Like many who become enamored with the work (and life) of Hunter S. Thompson, my own fascination began in the early 90s around the age of fifteen. And like many, the initial attraction had more to do with the outsize caricature of the man and his exploits than his prowess behind his IBM Selectric. And while the outlaw tales of drugs, decadence and depravity may have been the initial hook, it was Thompson’s use of language that kept me around and coming back. Whatever you care to call it, New Journalism, Gonzo, etc, Thompson’s approach was singular and refreshing. Having taken his own life in 2005, it’s an approach that has been sorely missed — none more so than during this latest election cycle and its present aftermath.
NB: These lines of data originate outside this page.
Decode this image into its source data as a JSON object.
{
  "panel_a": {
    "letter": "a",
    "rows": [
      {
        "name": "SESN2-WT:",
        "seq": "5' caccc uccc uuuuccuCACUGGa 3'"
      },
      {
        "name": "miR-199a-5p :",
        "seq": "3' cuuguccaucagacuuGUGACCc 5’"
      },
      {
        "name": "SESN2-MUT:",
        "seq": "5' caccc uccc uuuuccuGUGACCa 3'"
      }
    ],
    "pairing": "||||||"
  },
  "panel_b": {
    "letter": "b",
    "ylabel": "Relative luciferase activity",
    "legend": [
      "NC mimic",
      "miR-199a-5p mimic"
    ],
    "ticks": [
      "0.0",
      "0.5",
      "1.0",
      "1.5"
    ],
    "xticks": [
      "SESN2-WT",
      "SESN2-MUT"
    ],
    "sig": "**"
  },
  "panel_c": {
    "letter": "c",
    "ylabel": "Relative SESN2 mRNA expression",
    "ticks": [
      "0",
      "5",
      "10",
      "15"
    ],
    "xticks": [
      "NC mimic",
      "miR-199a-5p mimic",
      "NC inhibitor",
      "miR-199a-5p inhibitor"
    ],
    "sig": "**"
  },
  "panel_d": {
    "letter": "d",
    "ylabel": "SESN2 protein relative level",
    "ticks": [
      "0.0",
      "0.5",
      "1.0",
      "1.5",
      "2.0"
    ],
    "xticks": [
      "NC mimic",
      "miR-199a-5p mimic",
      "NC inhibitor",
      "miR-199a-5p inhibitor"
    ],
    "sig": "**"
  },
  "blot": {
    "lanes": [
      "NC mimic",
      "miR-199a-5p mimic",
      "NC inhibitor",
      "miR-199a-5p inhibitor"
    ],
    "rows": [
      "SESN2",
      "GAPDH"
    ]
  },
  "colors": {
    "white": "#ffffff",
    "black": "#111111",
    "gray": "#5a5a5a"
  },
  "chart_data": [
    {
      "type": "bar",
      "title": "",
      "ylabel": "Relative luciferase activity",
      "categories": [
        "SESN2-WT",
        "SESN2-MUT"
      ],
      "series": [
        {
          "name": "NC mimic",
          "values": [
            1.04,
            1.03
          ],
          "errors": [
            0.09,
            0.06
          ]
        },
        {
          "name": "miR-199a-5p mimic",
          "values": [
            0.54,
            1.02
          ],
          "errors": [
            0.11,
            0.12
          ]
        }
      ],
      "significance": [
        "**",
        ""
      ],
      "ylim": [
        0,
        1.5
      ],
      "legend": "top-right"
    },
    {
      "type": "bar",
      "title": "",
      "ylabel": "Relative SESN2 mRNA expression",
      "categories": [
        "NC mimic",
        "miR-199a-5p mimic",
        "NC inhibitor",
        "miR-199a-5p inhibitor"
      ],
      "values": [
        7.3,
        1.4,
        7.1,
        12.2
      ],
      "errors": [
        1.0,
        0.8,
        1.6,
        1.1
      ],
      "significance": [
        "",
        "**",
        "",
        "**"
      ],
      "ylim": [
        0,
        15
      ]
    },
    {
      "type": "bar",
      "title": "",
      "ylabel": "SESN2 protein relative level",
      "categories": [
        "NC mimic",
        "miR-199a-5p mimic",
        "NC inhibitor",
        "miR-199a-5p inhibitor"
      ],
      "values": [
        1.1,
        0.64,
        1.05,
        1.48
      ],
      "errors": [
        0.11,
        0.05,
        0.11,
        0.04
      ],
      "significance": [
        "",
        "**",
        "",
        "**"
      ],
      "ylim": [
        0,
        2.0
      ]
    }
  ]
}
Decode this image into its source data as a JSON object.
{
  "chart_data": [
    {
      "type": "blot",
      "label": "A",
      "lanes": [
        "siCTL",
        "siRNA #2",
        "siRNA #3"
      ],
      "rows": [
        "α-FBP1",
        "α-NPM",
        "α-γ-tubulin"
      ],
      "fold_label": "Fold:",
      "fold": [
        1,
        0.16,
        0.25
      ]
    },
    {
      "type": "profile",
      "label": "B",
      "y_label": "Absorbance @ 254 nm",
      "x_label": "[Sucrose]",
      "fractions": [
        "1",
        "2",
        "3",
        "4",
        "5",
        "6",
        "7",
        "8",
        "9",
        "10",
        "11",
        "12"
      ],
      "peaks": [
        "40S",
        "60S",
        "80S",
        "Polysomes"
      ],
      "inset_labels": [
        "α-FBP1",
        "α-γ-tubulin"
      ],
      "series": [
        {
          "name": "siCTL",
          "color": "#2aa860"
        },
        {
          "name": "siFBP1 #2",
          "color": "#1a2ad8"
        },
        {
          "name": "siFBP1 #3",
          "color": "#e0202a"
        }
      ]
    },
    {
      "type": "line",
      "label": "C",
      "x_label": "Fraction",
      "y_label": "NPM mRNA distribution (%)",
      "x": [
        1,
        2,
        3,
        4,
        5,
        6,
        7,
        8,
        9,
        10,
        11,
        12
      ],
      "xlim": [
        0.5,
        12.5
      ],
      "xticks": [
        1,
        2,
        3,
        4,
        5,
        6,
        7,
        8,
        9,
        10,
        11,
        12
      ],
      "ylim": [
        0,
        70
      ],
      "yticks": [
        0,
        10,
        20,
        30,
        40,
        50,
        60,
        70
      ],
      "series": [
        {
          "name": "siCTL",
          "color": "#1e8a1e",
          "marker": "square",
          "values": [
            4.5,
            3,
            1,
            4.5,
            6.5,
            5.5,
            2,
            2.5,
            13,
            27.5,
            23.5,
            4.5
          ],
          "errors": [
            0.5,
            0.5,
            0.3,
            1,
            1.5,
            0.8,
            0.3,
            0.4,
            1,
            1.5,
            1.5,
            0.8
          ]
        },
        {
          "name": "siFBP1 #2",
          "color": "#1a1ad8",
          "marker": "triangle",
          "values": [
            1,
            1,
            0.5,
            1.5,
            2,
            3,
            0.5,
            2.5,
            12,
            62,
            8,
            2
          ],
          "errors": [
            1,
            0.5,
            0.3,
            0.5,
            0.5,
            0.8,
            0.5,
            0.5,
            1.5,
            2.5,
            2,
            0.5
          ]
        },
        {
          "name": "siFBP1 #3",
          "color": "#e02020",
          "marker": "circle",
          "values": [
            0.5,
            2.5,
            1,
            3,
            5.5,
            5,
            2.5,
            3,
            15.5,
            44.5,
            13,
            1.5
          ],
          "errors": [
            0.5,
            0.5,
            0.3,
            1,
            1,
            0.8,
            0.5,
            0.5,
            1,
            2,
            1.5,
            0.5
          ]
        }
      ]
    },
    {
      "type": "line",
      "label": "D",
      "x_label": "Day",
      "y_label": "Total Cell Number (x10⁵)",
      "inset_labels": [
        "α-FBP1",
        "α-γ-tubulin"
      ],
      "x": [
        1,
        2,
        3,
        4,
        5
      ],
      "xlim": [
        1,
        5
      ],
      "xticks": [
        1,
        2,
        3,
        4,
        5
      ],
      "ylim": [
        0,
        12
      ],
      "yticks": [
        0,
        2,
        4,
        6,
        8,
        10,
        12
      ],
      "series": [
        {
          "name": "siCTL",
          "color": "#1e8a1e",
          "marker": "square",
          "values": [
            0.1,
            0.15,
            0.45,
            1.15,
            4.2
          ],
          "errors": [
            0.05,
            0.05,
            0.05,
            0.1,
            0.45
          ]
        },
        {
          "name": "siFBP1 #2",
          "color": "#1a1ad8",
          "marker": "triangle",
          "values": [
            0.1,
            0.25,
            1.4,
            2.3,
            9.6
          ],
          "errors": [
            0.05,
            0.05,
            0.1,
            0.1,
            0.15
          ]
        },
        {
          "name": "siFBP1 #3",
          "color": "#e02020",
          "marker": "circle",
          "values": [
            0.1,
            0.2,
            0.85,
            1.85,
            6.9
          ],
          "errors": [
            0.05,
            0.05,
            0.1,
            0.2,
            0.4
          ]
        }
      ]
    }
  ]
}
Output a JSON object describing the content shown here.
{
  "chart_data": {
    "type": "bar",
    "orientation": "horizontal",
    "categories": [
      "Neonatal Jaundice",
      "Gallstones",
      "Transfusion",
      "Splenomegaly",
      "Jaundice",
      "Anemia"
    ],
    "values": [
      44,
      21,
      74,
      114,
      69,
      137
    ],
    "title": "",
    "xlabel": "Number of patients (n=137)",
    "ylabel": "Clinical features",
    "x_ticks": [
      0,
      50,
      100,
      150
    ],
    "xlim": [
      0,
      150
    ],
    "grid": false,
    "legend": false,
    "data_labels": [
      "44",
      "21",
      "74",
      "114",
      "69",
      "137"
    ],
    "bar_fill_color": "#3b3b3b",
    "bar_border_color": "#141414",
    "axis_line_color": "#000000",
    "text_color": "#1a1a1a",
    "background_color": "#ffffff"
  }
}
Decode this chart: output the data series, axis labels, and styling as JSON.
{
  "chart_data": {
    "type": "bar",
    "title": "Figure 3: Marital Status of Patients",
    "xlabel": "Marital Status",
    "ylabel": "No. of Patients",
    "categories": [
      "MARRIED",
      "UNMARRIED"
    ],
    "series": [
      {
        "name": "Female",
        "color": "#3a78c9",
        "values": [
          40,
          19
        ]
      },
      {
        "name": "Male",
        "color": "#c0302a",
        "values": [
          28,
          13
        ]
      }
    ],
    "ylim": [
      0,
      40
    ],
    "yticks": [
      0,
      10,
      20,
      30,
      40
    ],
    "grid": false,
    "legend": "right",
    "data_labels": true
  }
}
As such, I’ve been thinking about and re-reading Thompson’s political essays, which brings us to Fear & Loathing On The Road To Hollywood — a fifty-minute BBC / Omnibus production released in 1978. Directed by Nigel Finch, the documentary’s loose premise is one of catching up with Thompson and frequent collaborator, and British illustrator, Ralph Steadman as the two revisit the landscape that provided the background for Thompson’s breakout missive, 1971’s Fear And Loathing In Las Vegas. The results are, if not smooth, interesting. During the road trip, events predictably go awry with Steadman playing the straight man to Thompson’s irrepressible id.
Yet the most interesting bits are the interviews scattered throughout, as Thompson wrestles with and attempts to reconcile his professional life with that of his alter-ego: Raoul Duke. Thompson opines “I’m really in the way, as a person. The myth has taken over. I myself am an appendage. I’m no longer necessary. I’m in the way. It’d be much better if I died.” It’s a conundrum the writer battled the remainder of his days, both consciously feeding into the mythology while wanting to be taken seriously. For in Thompson’s case, style never trumped substance — no matter how outlandish the modus operandi.